E più l’opera cinematografica è complessa, più essa stimola
l’attenzione dello spettatore trascinandolo in un sempre maggior sforzo
interpretativo.
Arriviamo così ad una conclusione per cui sarà sempre più difficile
difendersi dal cinema, dalla sua persuasione e confusione – intesa come
sovrapposizione – che esso permette tra il reale e l’immaginario,
raggiungendo la forza di un linguaggio letterario, con cui i Visconti
dell’epoca hanno potuto restituirci il realismo verghiano o farci
rivivere le vicende della stirpe del Gattopardo, o Ingmar Bergman
ridipingere un quadro di Thomas Mann.
E come dimenticare i problemi esistenziali nei quali, con tanta efficacia
espressiva, si cala il cinema? Qui esso riscopre il nuovo su cui
rigenerarsi e ricostruirsi attraverso la presentazione di nuovi problemi,
le vecchie frustrazioni, le preoccupazioni anche di natura sessuale
continuamente negate ma volute dal cinema.

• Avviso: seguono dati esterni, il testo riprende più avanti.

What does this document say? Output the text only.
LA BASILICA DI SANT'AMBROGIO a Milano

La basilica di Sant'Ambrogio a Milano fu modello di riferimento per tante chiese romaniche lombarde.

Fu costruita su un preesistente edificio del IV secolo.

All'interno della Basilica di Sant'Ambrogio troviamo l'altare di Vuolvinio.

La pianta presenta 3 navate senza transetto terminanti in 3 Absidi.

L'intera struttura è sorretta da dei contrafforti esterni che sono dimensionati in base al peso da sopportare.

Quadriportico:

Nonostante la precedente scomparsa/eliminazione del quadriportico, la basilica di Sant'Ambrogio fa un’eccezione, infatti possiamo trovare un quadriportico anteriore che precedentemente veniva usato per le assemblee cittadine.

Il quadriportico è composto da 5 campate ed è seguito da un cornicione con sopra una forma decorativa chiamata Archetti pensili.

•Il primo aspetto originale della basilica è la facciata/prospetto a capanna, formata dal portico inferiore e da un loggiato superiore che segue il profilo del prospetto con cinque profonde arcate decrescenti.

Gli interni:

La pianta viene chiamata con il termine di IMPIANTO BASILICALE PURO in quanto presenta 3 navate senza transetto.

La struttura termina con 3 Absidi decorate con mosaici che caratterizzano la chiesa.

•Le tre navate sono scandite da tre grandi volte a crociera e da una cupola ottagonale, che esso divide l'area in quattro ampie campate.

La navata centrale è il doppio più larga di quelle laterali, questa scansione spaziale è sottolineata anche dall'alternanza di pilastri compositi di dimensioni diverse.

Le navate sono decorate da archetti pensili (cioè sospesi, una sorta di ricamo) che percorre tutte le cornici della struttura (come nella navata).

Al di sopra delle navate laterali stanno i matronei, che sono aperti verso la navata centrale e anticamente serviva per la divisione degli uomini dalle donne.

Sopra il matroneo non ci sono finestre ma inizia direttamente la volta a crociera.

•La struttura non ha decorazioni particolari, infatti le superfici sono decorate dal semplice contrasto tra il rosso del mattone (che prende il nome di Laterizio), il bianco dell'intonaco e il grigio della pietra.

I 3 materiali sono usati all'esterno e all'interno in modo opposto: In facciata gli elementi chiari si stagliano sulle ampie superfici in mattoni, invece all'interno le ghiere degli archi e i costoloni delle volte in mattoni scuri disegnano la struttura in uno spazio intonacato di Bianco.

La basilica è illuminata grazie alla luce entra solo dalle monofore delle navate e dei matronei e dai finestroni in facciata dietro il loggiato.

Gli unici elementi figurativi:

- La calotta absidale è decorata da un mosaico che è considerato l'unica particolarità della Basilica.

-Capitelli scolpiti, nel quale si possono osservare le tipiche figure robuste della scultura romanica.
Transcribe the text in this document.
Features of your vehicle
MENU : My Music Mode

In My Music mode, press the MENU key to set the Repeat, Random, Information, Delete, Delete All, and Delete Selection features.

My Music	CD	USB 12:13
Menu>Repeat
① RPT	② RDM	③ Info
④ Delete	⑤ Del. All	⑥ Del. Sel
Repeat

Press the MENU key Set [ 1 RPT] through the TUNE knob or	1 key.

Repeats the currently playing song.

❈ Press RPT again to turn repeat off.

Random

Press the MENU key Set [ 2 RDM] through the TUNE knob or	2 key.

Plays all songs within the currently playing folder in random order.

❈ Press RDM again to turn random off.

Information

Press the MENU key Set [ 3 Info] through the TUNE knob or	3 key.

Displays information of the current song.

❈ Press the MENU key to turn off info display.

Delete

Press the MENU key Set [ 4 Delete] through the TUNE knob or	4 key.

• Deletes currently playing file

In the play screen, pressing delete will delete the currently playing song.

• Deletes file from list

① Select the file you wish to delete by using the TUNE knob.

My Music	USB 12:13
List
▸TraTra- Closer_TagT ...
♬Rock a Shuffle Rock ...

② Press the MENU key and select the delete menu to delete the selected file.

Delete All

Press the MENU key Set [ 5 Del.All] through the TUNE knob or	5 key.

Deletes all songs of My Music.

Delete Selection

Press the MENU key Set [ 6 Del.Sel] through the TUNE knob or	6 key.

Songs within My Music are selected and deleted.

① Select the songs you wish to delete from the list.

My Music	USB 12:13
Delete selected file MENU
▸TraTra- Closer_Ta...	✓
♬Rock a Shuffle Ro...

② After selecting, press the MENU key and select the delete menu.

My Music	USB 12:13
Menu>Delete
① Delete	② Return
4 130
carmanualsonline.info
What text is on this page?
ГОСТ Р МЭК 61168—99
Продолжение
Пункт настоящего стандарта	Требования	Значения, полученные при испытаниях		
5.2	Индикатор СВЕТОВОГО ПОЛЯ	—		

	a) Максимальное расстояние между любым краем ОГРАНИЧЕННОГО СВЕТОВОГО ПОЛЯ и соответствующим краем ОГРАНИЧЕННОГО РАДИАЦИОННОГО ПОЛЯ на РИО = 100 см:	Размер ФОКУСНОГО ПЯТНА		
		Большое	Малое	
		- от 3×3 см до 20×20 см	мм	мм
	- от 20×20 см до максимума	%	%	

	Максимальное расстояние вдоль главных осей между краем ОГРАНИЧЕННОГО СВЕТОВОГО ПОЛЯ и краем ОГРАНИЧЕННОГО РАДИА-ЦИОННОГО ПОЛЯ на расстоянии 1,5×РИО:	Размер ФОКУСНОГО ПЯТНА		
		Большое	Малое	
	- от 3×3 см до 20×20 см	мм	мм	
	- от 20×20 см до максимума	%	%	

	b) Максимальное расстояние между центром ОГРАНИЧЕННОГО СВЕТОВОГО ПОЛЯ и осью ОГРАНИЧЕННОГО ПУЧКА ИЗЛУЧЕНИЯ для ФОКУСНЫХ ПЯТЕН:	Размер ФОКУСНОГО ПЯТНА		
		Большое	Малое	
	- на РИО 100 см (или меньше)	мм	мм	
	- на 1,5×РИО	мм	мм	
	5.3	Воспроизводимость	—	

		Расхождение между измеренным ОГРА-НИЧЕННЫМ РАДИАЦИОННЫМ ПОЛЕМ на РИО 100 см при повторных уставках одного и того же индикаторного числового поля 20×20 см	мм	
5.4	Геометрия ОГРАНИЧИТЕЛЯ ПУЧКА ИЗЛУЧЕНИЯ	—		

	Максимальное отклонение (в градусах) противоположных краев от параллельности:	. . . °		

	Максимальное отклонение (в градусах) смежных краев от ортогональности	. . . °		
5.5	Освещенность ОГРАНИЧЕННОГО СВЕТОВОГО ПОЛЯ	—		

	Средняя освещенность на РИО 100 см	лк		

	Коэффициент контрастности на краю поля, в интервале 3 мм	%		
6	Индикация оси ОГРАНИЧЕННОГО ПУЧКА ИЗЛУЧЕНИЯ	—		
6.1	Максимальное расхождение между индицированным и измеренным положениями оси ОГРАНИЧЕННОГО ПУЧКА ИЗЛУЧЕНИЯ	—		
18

Lo abbiamo detto e lo ripetiamo: il cinema parla il linguaggio della realtà,
ma non si limita a copiare e a riproporre. “Testardamente invece
interviene a disegnare il Tempo…, lo spazio come dimensione della realtà”.
Abbiamo ritrovato tutto ciò, con grande soddisfazione, per aver
finalmente “capito” dalla proiezione di una serie di films
recentemente visionati come “Il Pianista” di Roman Polanski, “Il
cuore altrove” di Pupi Avati, “L’Imbalsamatore” con Ernesto
Mahieux, “ Ricordati di me” di Muccino e infine “La Finestra di
fronte”, capolavoro nella regia, nel miglior attore protagonista con un
superlativo Massimo Girotti – gigante finalmente del cinema italiano
insieme all’Alberto Sordi che ha interpretato la vita di tutti noi sì
da esserne il simbolo, una appassionata e delicata insieme Giovanna
Mezzogiorno, personaggi tutti che si muovono nella mirabile musica di
Andrea Guerra, con l’adattamento di “Gocce di memoria” di Giorgia.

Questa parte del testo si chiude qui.